Bridges is a mother. Her father is in a nursing home. She has worked for Houston Methodist for more than six years.
“I have worked with so many COVID patients,” she said.
She understands the need for safety measures during the pandemic. She knows the virus continues to spread but said she’s just asking for more time.
Bridges wants more time for the FDA to study the three vaccines. She wants a vaccine that’s fully approved by the federal government. She wants data and research beyond what was required for the vaccines to receive emergency authorization from the FDA.
“In the meantime, we’ll wear N-95s, face shields. We’ll do what the CDC says is perfectly safe. Just let us be comfortable because once you inject it you can’t take it back out,” she said.

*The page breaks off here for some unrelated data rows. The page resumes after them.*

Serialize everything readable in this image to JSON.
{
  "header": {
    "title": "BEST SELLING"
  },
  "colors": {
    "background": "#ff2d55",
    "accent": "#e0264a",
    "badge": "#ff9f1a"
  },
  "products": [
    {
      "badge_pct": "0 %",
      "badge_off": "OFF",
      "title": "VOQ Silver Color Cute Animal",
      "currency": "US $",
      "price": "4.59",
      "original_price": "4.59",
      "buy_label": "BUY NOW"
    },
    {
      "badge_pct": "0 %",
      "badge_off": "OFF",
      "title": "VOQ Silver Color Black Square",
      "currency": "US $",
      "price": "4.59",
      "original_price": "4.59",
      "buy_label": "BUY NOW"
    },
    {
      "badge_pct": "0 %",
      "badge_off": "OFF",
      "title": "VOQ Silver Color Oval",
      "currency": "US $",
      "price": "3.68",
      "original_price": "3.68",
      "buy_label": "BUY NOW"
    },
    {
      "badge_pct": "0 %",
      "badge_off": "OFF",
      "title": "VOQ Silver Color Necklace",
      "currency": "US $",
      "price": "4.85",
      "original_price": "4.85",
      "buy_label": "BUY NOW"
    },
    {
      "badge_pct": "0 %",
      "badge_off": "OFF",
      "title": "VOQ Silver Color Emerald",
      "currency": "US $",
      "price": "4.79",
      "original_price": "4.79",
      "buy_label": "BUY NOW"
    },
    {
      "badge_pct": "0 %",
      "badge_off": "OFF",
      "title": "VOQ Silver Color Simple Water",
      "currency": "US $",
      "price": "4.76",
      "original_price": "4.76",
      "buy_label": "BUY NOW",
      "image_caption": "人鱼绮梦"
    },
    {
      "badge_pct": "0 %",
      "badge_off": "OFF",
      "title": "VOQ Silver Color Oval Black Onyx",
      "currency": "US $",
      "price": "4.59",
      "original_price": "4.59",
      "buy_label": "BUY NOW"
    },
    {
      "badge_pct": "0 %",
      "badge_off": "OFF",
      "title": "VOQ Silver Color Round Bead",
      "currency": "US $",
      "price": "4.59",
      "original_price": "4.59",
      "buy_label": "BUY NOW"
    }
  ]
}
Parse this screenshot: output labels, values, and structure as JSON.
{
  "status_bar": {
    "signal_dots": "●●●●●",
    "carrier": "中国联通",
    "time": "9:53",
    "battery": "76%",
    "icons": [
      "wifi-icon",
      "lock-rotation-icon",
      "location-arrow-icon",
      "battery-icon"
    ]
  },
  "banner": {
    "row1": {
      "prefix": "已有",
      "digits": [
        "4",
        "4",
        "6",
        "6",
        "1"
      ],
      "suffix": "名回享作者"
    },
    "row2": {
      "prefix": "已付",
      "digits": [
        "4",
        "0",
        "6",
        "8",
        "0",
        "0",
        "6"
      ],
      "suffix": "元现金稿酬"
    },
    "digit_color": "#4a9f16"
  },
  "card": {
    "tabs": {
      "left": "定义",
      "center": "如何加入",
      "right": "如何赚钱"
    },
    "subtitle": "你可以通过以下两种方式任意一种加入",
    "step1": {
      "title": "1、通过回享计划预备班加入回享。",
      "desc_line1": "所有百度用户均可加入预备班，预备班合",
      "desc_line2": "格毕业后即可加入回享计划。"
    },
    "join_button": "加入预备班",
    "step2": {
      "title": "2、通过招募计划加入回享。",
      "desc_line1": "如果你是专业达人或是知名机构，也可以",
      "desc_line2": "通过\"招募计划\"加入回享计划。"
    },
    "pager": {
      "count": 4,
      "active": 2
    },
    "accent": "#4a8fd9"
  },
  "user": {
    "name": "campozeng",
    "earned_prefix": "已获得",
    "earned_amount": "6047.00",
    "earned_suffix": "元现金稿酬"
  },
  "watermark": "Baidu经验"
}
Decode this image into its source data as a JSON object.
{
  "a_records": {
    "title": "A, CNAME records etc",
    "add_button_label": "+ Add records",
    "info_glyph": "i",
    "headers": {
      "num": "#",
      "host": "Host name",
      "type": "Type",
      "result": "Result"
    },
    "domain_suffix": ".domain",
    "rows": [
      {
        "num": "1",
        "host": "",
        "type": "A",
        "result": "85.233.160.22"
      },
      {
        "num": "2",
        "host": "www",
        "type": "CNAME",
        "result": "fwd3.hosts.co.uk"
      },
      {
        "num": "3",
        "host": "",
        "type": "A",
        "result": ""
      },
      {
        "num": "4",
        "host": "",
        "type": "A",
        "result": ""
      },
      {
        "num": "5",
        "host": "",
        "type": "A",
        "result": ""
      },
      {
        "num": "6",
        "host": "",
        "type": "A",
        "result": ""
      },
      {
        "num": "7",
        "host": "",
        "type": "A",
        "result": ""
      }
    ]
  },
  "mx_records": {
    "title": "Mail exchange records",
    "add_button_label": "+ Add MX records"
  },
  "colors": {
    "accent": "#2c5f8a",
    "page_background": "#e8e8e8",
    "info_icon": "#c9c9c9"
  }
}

When KHOU11 initially aired Bridges’ story last Friday, Boom wasn’t available to do an interview. Houston Methodist sent a statement. On Monday, Boom was able to do a Zoom interview with KHOU11. When asked if he’d heard from any patients about the hospital’s vaccine requirement, Boom said, “Mostly what I’ve heard from patients is ‘thank you,’” for the hospital prioritizing a patient’s health and care. “I have gotten some emails from all around the country and even internationally from people who are anti-vaccine who have been upset at what we’ve chosen to do.”
An employer on one side, an employee on the other. The debate over COVID-19 vaccine requirements grows louder as June 7 draws closer.
“People want to provide for their families. They don’t want to lose their job,” Bridges said
“We’re never going to make anybody take the vaccine,” Boom said. “But at the end of the day, if they choose not to take the vaccine, there are many other places they can work.”